According to the motion, Paul testified that "years ago," he and his wife, "heard through the grapevine...that [Boucher] was complaining about our swing set or something."
The motion goes on to cite testimony from Boucher that he tried to approach Paul about the condition of his yard in 2017, and spoke with members of their home owners association about it, but no formal complaint was filed.
In the months leading up to the 2017 attack, the motion says Boucher became concerned that branches from maple trees planted on Paul's property were falling into his yard, so he trimmed the trees without Paul's permission. Afterward, Boucher said Paul would collect yard trimmings and pile them near the property line.

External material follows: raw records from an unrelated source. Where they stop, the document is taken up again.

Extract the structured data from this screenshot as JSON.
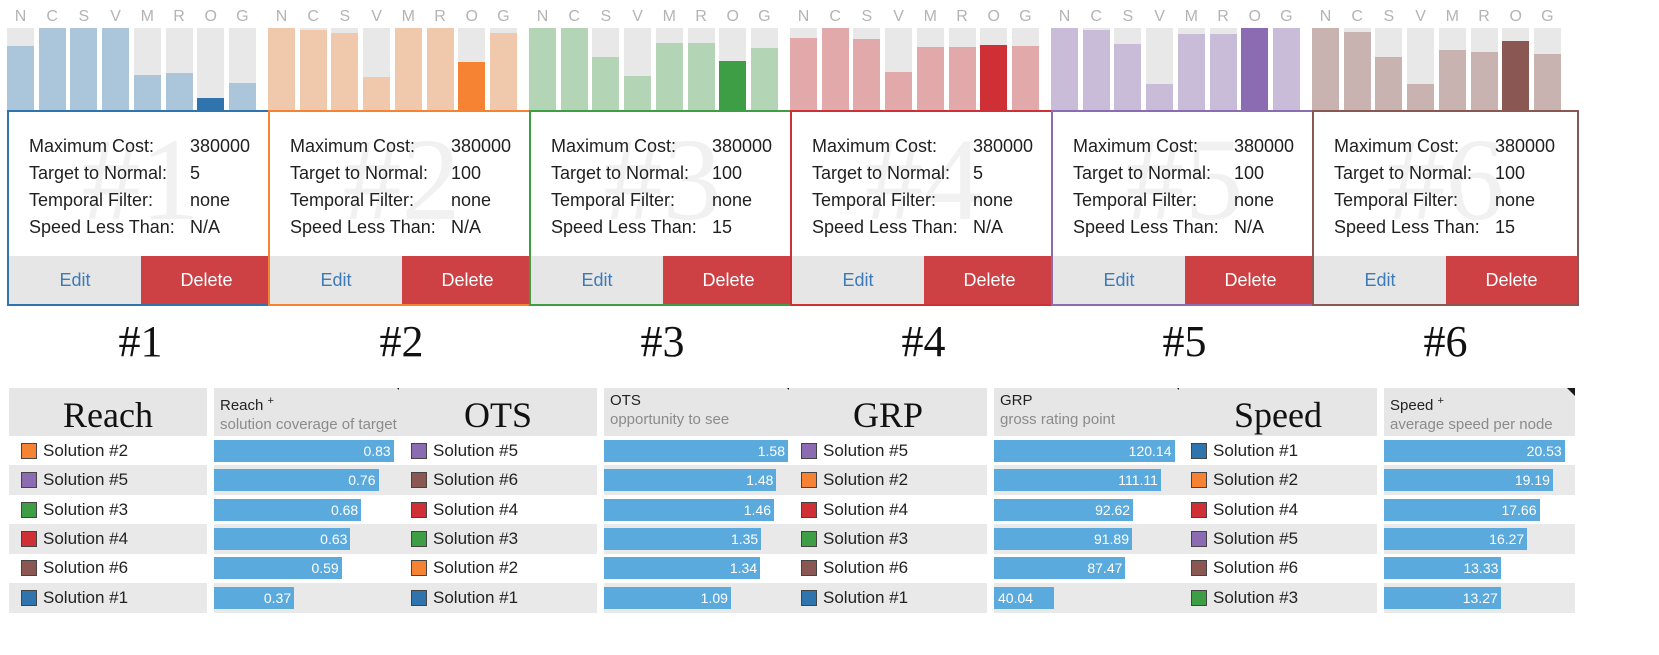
{
  "colors": {
    "solution_1": "#2f74ac",
    "solution_2": "#f58333",
    "solution_3": "#3e9e45",
    "solution_4": "#cf3036",
    "solution_5": "#8b6cb3",
    "solution_6": "#8b5752",
    "edit_text": "#3d7ab8",
    "delete_bg": "#cd4145",
    "ranking_bar": "#5aaade"
  },
  "cards": {
    "letters": [
      "N",
      "C",
      "S",
      "V",
      "M",
      "R",
      "O",
      "G"
    ],
    "labels": {
      "max_cost": "Maximum Cost:",
      "target": "Target to Normal:",
      "temporal": "Temporal Filter:",
      "speed": "Speed Less Than:"
    },
    "edit_label": "Edit",
    "delete_label": "Delete",
    "items": [
      {
        "number": "#1",
        "color": "#2f74ac",
        "light": "#abc6da",
        "highlight": 6,
        "levels": [
          0.78,
          1.0,
          1.0,
          1.0,
          0.43,
          0.45,
          0.15,
          0.33
        ],
        "max_cost": "380000",
        "target": "5",
        "temporal": "none",
        "speed": "N/A"
      },
      {
        "number": "#2",
        "color": "#f58333",
        "light": "#f0c8ab",
        "highlight": 6,
        "levels": [
          1.0,
          0.98,
          0.94,
          0.4,
          1.0,
          1.0,
          0.58,
          0.94
        ],
        "max_cost": "380000",
        "target": "100",
        "temporal": "none",
        "speed": "N/A"
      },
      {
        "number": "#3",
        "color": "#3e9e45",
        "light": "#b3d5b5",
        "highlight": 6,
        "levels": [
          1.0,
          1.0,
          0.65,
          0.41,
          0.82,
          0.82,
          0.6,
          0.75
        ],
        "max_cost": "380000",
        "target": "100",
        "temporal": "none",
        "speed": "15"
      },
      {
        "number": "#4",
        "color": "#cf3036",
        "light": "#e2a9ab",
        "highlight": 6,
        "levels": [
          0.88,
          1.0,
          0.86,
          0.46,
          0.77,
          0.77,
          0.79,
          0.78
        ],
        "max_cost": "380000",
        "target": "5",
        "temporal": "none",
        "speed": "N/A"
      },
      {
        "number": "#5",
        "color": "#8b6cb3",
        "light": "#c8bcd8",
        "highlight": 6,
        "levels": [
          1.0,
          0.98,
          0.8,
          0.32,
          0.93,
          0.93,
          1.0,
          1.0
        ],
        "max_cost": "380000",
        "target": "100",
        "temporal": "none",
        "speed": "N/A"
      },
      {
        "number": "#6",
        "color": "#8b5752",
        "light": "#c9b3b0",
        "highlight": 6,
        "levels": [
          1.0,
          0.95,
          0.65,
          0.32,
          0.73,
          0.71,
          0.84,
          0.68
        ],
        "max_cost": "380000",
        "target": "100",
        "temporal": "none",
        "speed": "15"
      }
    ]
  },
  "rankings": [
    {
      "title": "Reach",
      "metric": "Reach",
      "sup": "+",
      "subtitle": "solution coverage of target",
      "max": 0.85,
      "rows": [
        {
          "solution": "Solution #2",
          "color": "#f58333",
          "value": 0.83,
          "label": "0.83"
        },
        {
          "solution": "Solution #5",
          "color": "#8b6cb3",
          "value": 0.76,
          "label": "0.76"
        },
        {
          "solution": "Solution #3",
          "color": "#3e9e45",
          "value": 0.68,
          "label": "0.68"
        },
        {
          "solution": "Solution #4",
          "color": "#cf3036",
          "value": 0.63,
          "label": "0.63"
        },
        {
          "solution": "Solution #6",
          "color": "#8b5752",
          "value": 0.59,
          "label": "0.59"
        },
        {
          "solution": "Solution #1",
          "color": "#2f74ac",
          "value": 0.37,
          "label": "0.37"
        }
      ]
    },
    {
      "title": "OTS",
      "metric": "OTS",
      "sup": "",
      "subtitle": "opportunity to see",
      "max": 1.58,
      "rows": [
        {
          "solution": "Solution #5",
          "color": "#8b6cb3",
          "value": 1.58,
          "label": "1.58"
        },
        {
          "solution": "Solution #6",
          "color": "#8b5752",
          "value": 1.48,
          "label": "1.48"
        },
        {
          "solution": "Solution #4",
          "color": "#cf3036",
          "value": 1.46,
          "label": "1.46"
        },
        {
          "solution": "Solution #3",
          "color": "#3e9e45",
          "value": 1.35,
          "label": "1.35"
        },
        {
          "solution": "Solution #2",
          "color": "#f58333",
          "value": 1.34,
          "label": "1.34"
        },
        {
          "solution": "Solution #1",
          "color": "#2f74ac",
          "value": 1.09,
          "label": "1.09"
        }
      ]
    },
    {
      "title": "GRP",
      "metric": "GRP",
      "sup": "",
      "subtitle": "gross rating point",
      "max": 122.5,
      "rows": [
        {
          "solution": "Solution #5",
          "color": "#8b6cb3",
          "value": 120.14,
          "label": "120.14"
        },
        {
          "solution": "Solution #2",
          "color": "#f58333",
          "value": 111.11,
          "label": "111.11"
        },
        {
          "solution": "Solution #4",
          "color": "#cf3036",
          "value": 92.62,
          "label": "92.62"
        },
        {
          "solution": "Solution #3",
          "color": "#3e9e45",
          "value": 91.89,
          "label": "91.89"
        },
        {
          "solution": "Solution #6",
          "color": "#8b5752",
          "value": 87.47,
          "label": "87.47"
        },
        {
          "solution": "Solution #1",
          "color": "#2f74ac",
          "value": 40.04,
          "label": "40.04"
        }
      ]
    },
    {
      "title": "Speed",
      "metric": "Speed",
      "sup": "+",
      "subtitle": "average speed per node",
      "max": 20.9,
      "rows": [
        {
          "solution": "Solution #1",
          "color": "#2f74ac",
          "value": 20.53,
          "label": "20.53"
        },
        {
          "solution": "Solution #2",
          "color": "#f58333",
          "value": 19.19,
          "label": "19.19"
        },
        {
          "solution": "Solution #4",
          "color": "#cf3036",
          "value": 17.66,
          "label": "17.66"
        },
        {
          "solution": "Solution #5",
          "color": "#8b6cb3",
          "value": 16.27,
          "label": "16.27"
        },
        {
          "solution": "Solution #6",
          "color": "#8b5752",
          "value": 13.33,
          "label": "13.33"
        },
        {
          "solution": "Solution #3",
          "color": "#3e9e45",
          "value": 13.27,
          "label": "13.27"
        }
      ]
    }
  ]
}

Boucher said he, in turn, would take the piles and place them on the curb for collection.
According to the motion, Boucher said this continued until Nov. 2, the night before the attack, when he, "unlawfully entered the Pauls' property and set fire to a brush pile, burning himself in the process."
"The next day, November 3, Defendant saw Dr. Paul moving another load of yard trimmings to the pile near the property line and, in Defendant's own words, 'lost it and became irate [and] tackled him.'"
Paul's attorneys are asking the judge to withhold information about the yard dispute because Boucher has already pleaded guilty to assaulting a member of Congress and been sentenced to 30 days in a federal prison. As a result, the attorneys argue, Boucher's motive "has no bearing" on the amount of damages Paul should receive.
"At trial, Defendant is likely to attempt to frame this case as merely a dispute between neighbors that escalated out of hand," the motion states. "If anything, discovery has revealed that this 'dispute' was entirely one-sided, existing only in Defendant's mind."
Similarly, the motion argues that photographs of Paul's yard taken after the attack, as well as the value of Paul's property, should be excluded. Boucher testified that realtors and neighbors told him that the condition of Paul's yard negatively affected the property value of Boucher's own home.
As part of his lawsuit, Paul is asking a judge to award him $4,000 in medical bills he has already incurred, as well as damages for the upcoming surgery, estimated to cost somewhere between $5,000 and $8,000.
The Republican lawmaker is scheduled to cross the border for outpatient surgery scheduled sometime during the week of Jan. 21 at a hospital in Thornhill, Ontario, his attorneys said in a recent filing.